In Greece, the right wing has just won the parliamentary elections, forcing former Prime Minister Alexis Tsipras to leave the scene. As head of Syriza, a party that raised so much hope among Greek people, he spent four years in power.
During his stint as head of state, Alexis Tsipras was presented as a left-winger, capable of resisting the big banks that wanted to force the Greek people to pay a colossal debt for which they were not responsible.
The country was strangled by financiers. Greek municipalities, or hospitals or even individuals were sucked into the spiral of over-indebtedness. The financial speculation on Greece’s debt put the country on the brink of collapse.
As soon as they heard the first rumbles of an economic crash, Greece’s creditors placed the country under the authority of a troika representing the European Union, the European Central Bank and the International Monetary Fund which started controlling the Greek budget. Under their expert guidance, the successive Greek governments adopted fierce austerity measures against an already impoverished population.
In three years, unemployment quadrupled to 27%. Salaries were halved. Public services broke down: the sick could no longer be treated and necessary medicine was unavailable. The number of people evicted from their homes went sky-high.
When the right wing and the Socialist Party, who enforced these austerity plans, were rejected by working people, there emerged a new party, Syriza, led by Alexis Tsipras, who claimed that once in power,he would stand up to the banks abowing down.nd leaders of the most powerful countries of the European Union, starting with France and Germany.
In January 2015, Syriza won the parliamentary elections with 36% of the vote. Tsipras became Prime Minister. His victory was celebrated in Greece and even outside Greece. In many countries, workers approved Tsipras’s will to oppose financiers.
For five months, Tsipras refused to adopt the austerity measures that the troika was urging him to take. At the beginning of July 2015, he held a referendum in which 60% of all Greek voters confirmed they supported him.
But Tsipras's ambition was merely to be allowed to attend the summit meetings where the financial plans and conditions were being discussed, without ever seeking the active mobilization of workers. With such a policy, he could only end up bowing down.
For one thing, the bigger banks and governments were not ready to yield anything.They didn’t want Greece’s show of resistance to become an example. For them, “debts have to be paid”!

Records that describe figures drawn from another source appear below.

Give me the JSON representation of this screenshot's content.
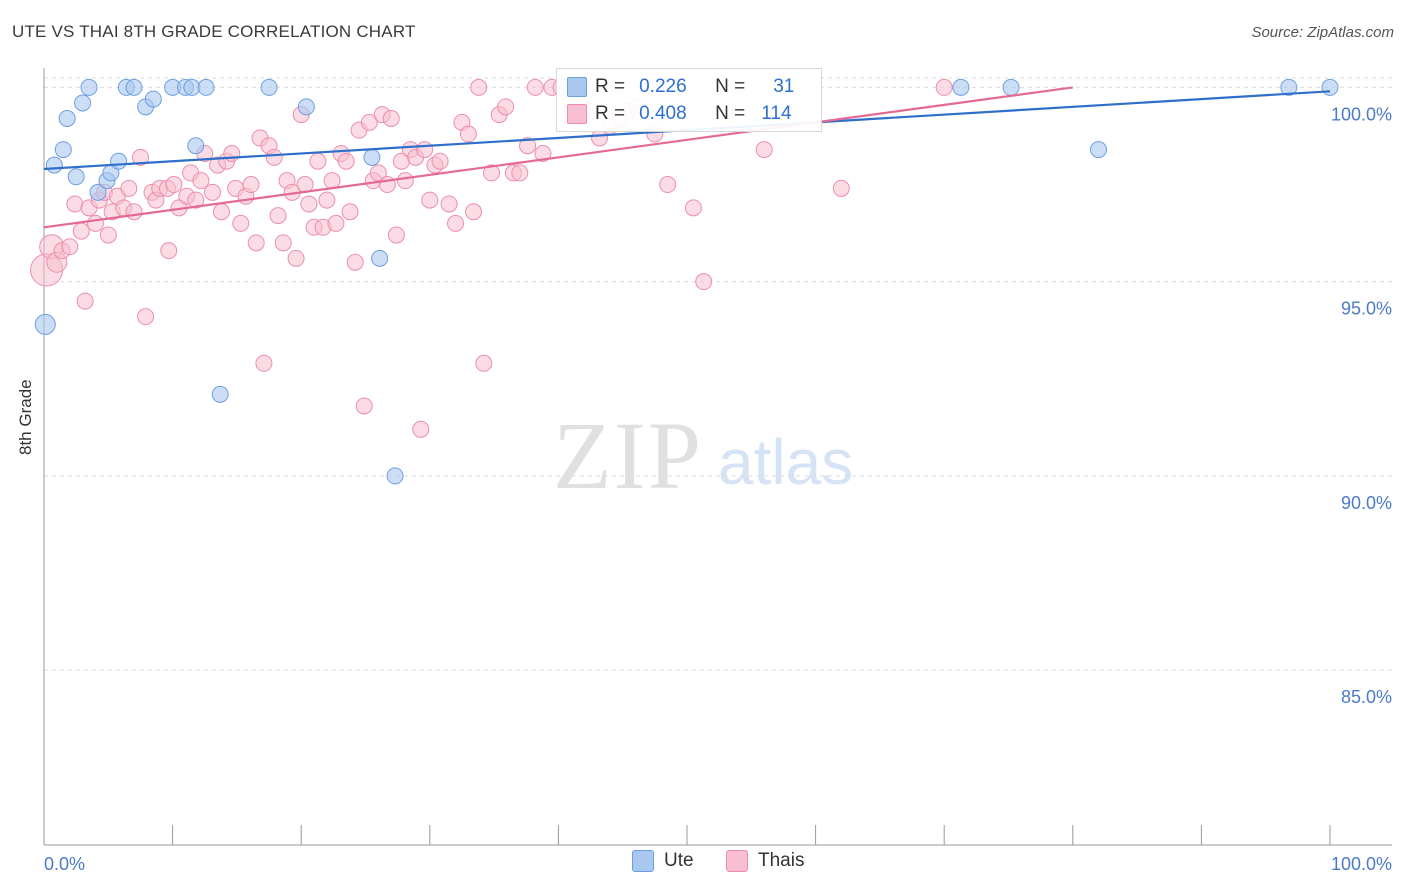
{
  "title": "UTE VS THAI 8TH GRADE CORRELATION CHART",
  "source": "Source: ZipAtlas.com",
  "watermark": {
    "zip": "ZIP",
    "atlas": "atlas"
  },
  "legend": {
    "ute": {
      "r_label": "R =",
      "r_value": "0.226",
      "n_label": "N =",
      "n_value": "31"
    },
    "thais": {
      "r_label": "R =",
      "r_value": "0.408",
      "n_label": "N =",
      "n_value": "114"
    }
  },
  "bottom_legend": {
    "ute": "Ute",
    "thais": "Thais"
  },
  "colors": {
    "ute_fill": "#a9c8f0",
    "ute_stroke": "#6d9fe0",
    "ute_line": "#2f6fcc",
    "thai_fill": "#f7bfd0",
    "thai_stroke": "#ec8eab",
    "thai_line": "#e46a93",
    "grid": "#dddddd",
    "axis_text": "#4a7bc8"
  },
  "chart_data": {
    "type": "scatter",
    "title": "UTE VS THAI 8TH GRADE CORRELATION CHART",
    "xlabel": "",
    "ylabel": "8th Grade",
    "xlim": [
      0,
      100
    ],
    "ylim": [
      80.5,
      100.5
    ],
    "x_tick_labels": [
      "0.0%",
      "100.0%"
    ],
    "y_ticks": [
      85,
      90,
      95,
      100
    ],
    "y_tick_labels": [
      "85.0%",
      "90.0%",
      "95.0%",
      "100.0%"
    ],
    "grid": true,
    "legend_position": "top-center",
    "series": [
      {
        "name": "Ute",
        "trend": [
          [
            0,
            97.9
          ],
          [
            100,
            99.9
          ]
        ],
        "points": [
          [
            0.1,
            93.9,
            10
          ],
          [
            0.8,
            98.0,
            8
          ],
          [
            1.5,
            98.4,
            8
          ],
          [
            1.8,
            99.2,
            8
          ],
          [
            2.5,
            97.7,
            8
          ],
          [
            3.0,
            99.6,
            8
          ],
          [
            3.5,
            100.0,
            8
          ],
          [
            4.2,
            97.3,
            8
          ],
          [
            4.9,
            97.6,
            8
          ],
          [
            5.2,
            97.8,
            8
          ],
          [
            5.8,
            98.1,
            8
          ],
          [
            6.4,
            100.0,
            8
          ],
          [
            7.0,
            100.0,
            8
          ],
          [
            7.9,
            99.5,
            8
          ],
          [
            8.5,
            99.7,
            8
          ],
          [
            10.0,
            100.0,
            8
          ],
          [
            11.0,
            100.0,
            8
          ],
          [
            11.5,
            100.0,
            8
          ],
          [
            11.8,
            98.5,
            8
          ],
          [
            12.6,
            100.0,
            8
          ],
          [
            13.7,
            92.1,
            8
          ],
          [
            17.5,
            100.0,
            8
          ],
          [
            20.4,
            99.5,
            8
          ],
          [
            25.5,
            98.2,
            8
          ],
          [
            26.1,
            95.6,
            8
          ],
          [
            27.3,
            90.0,
            8
          ],
          [
            71.3,
            100.0,
            8
          ],
          [
            75.2,
            100.0,
            8
          ],
          [
            82.0,
            98.4,
            8
          ],
          [
            96.8,
            100.0,
            8
          ],
          [
            100.0,
            100.0,
            8
          ]
        ]
      },
      {
        "name": "Thais",
        "trend": [
          [
            0,
            96.4
          ],
          [
            80,
            100.0
          ]
        ],
        "points": [
          [
            0.2,
            95.3,
            16
          ],
          [
            0.6,
            95.9,
            12
          ],
          [
            1.0,
            95.5,
            10
          ],
          [
            1.4,
            95.8,
            8
          ],
          [
            2.0,
            95.9,
            8
          ],
          [
            2.4,
            97.0,
            8
          ],
          [
            2.9,
            96.3,
            8
          ],
          [
            3.2,
            94.5,
            8
          ],
          [
            3.5,
            96.9,
            8
          ],
          [
            4.0,
            96.5,
            8
          ],
          [
            4.3,
            97.1,
            8
          ],
          [
            4.7,
            97.3,
            8
          ],
          [
            5.0,
            96.2,
            8
          ],
          [
            5.3,
            96.8,
            8
          ],
          [
            5.7,
            97.2,
            8
          ],
          [
            6.2,
            96.9,
            8
          ],
          [
            6.6,
            97.4,
            8
          ],
          [
            7.0,
            96.8,
            8
          ],
          [
            7.5,
            98.2,
            8
          ],
          [
            7.9,
            94.1,
            8
          ],
          [
            8.4,
            97.3,
            8
          ],
          [
            8.7,
            97.1,
            8
          ],
          [
            9.0,
            97.4,
            8
          ],
          [
            9.6,
            97.4,
            8
          ],
          [
            9.7,
            95.8,
            8
          ],
          [
            10.1,
            97.5,
            8
          ],
          [
            10.5,
            96.9,
            8
          ],
          [
            11.1,
            97.2,
            8
          ],
          [
            11.4,
            97.8,
            8
          ],
          [
            11.8,
            97.1,
            8
          ],
          [
            12.2,
            97.6,
            8
          ],
          [
            12.5,
            98.3,
            8
          ],
          [
            13.1,
            97.3,
            8
          ],
          [
            13.5,
            98.0,
            8
          ],
          [
            13.8,
            96.8,
            8
          ],
          [
            14.2,
            98.1,
            8
          ],
          [
            14.6,
            98.3,
            8
          ],
          [
            14.9,
            97.4,
            8
          ],
          [
            15.3,
            96.5,
            8
          ],
          [
            15.7,
            97.2,
            8
          ],
          [
            16.1,
            97.5,
            8
          ],
          [
            16.5,
            96.0,
            8
          ],
          [
            16.8,
            98.7,
            8
          ],
          [
            17.1,
            92.9,
            8
          ],
          [
            17.5,
            98.5,
            8
          ],
          [
            17.9,
            98.2,
            8
          ],
          [
            18.2,
            96.7,
            8
          ],
          [
            18.6,
            96.0,
            8
          ],
          [
            18.9,
            97.6,
            8
          ],
          [
            19.3,
            97.3,
            8
          ],
          [
            19.6,
            95.6,
            8
          ],
          [
            20.0,
            99.3,
            8
          ],
          [
            20.3,
            97.5,
            8
          ],
          [
            20.6,
            97.0,
            8
          ],
          [
            21.0,
            96.4,
            8
          ],
          [
            21.3,
            98.1,
            8
          ],
          [
            21.7,
            96.4,
            8
          ],
          [
            22.0,
            97.1,
            8
          ],
          [
            22.4,
            97.6,
            8
          ],
          [
            22.7,
            96.5,
            8
          ],
          [
            23.1,
            98.3,
            8
          ],
          [
            23.5,
            98.1,
            8
          ],
          [
            23.8,
            96.8,
            8
          ],
          [
            24.2,
            95.5,
            8
          ],
          [
            24.5,
            98.9,
            8
          ],
          [
            24.9,
            91.8,
            8
          ],
          [
            25.3,
            99.1,
            8
          ],
          [
            25.6,
            97.6,
            8
          ],
          [
            26.0,
            97.8,
            8
          ],
          [
            26.3,
            99.3,
            8
          ],
          [
            26.7,
            97.5,
            8
          ],
          [
            27.0,
            99.2,
            8
          ],
          [
            27.4,
            96.2,
            8
          ],
          [
            27.8,
            98.1,
            8
          ],
          [
            28.1,
            97.6,
            8
          ],
          [
            28.5,
            98.4,
            8
          ],
          [
            28.9,
            98.2,
            8
          ],
          [
            29.3,
            91.2,
            8
          ],
          [
            29.6,
            98.4,
            8
          ],
          [
            30.0,
            97.1,
            8
          ],
          [
            30.4,
            98.0,
            8
          ],
          [
            30.8,
            98.1,
            8
          ],
          [
            31.5,
            97.0,
            8
          ],
          [
            32.0,
            96.5,
            8
          ],
          [
            32.5,
            99.1,
            8
          ],
          [
            33.0,
            98.8,
            8
          ],
          [
            33.4,
            96.8,
            8
          ],
          [
            33.8,
            100.0,
            8
          ],
          [
            34.2,
            92.9,
            8
          ],
          [
            34.8,
            97.8,
            8
          ],
          [
            35.4,
            99.3,
            8
          ],
          [
            35.9,
            99.5,
            8
          ],
          [
            36.5,
            97.8,
            8
          ],
          [
            37.0,
            97.8,
            8
          ],
          [
            37.6,
            98.5,
            8
          ],
          [
            38.2,
            100.0,
            8
          ],
          [
            38.8,
            98.3,
            8
          ],
          [
            39.5,
            100.0,
            8
          ],
          [
            40.2,
            100.0,
            8
          ],
          [
            41.0,
            99.6,
            8
          ],
          [
            41.8,
            100.0,
            8
          ],
          [
            42.4,
            99.4,
            8
          ],
          [
            43.2,
            98.7,
            8
          ],
          [
            44.0,
            99.0,
            8
          ],
          [
            44.8,
            99.2,
            8
          ],
          [
            45.4,
            99.4,
            8
          ],
          [
            46.1,
            99.5,
            8
          ],
          [
            47.5,
            98.8,
            8
          ],
          [
            48.5,
            97.5,
            8
          ],
          [
            50.5,
            96.9,
            8
          ],
          [
            51.3,
            95.0,
            8
          ],
          [
            56.0,
            98.4,
            8
          ],
          [
            62.0,
            97.4,
            8
          ],
          [
            70.0,
            100.0,
            8
          ]
        ]
      }
    ]
  }
}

The banks and governments then decided to cut off all credit to Greece. And, just eight days after the referendum that had just given him the support of the population, Tsipras gave in. He agreed to impose a new austerity and privatization plan despite workers' protests.
For years, Syriza raised many illusions before carrying out austerity policies. The workers’ reaction to Syriza’s trickery is understandable. Not surprisingly, the right wing which was completely discredited a few years back, has taken advantage of this opportunity and is back in power. It will impose more austerity plans and anti-working class policies. It will also add its deeply reactionary touch to a country which experienced military dictatorship from 1967 to 1974.
As workers, we think that the lesson to be drawn from these events is that those who claim to oppose the power of money without attacking the roots of bourgeois power are condemned to become the new servants of capital owners.
Their policy leads into a dead end and the illusions they create disarm the working class. No supreme savior will save us. Our only perspective is to fight it out ourselves. Our only goal is the expropriation of the big banks and big companies. The real utopians are not those whose aim is to overthrow the capitalist social order, but those who believe that the interests of workers are reconcilable with the domination of big capital.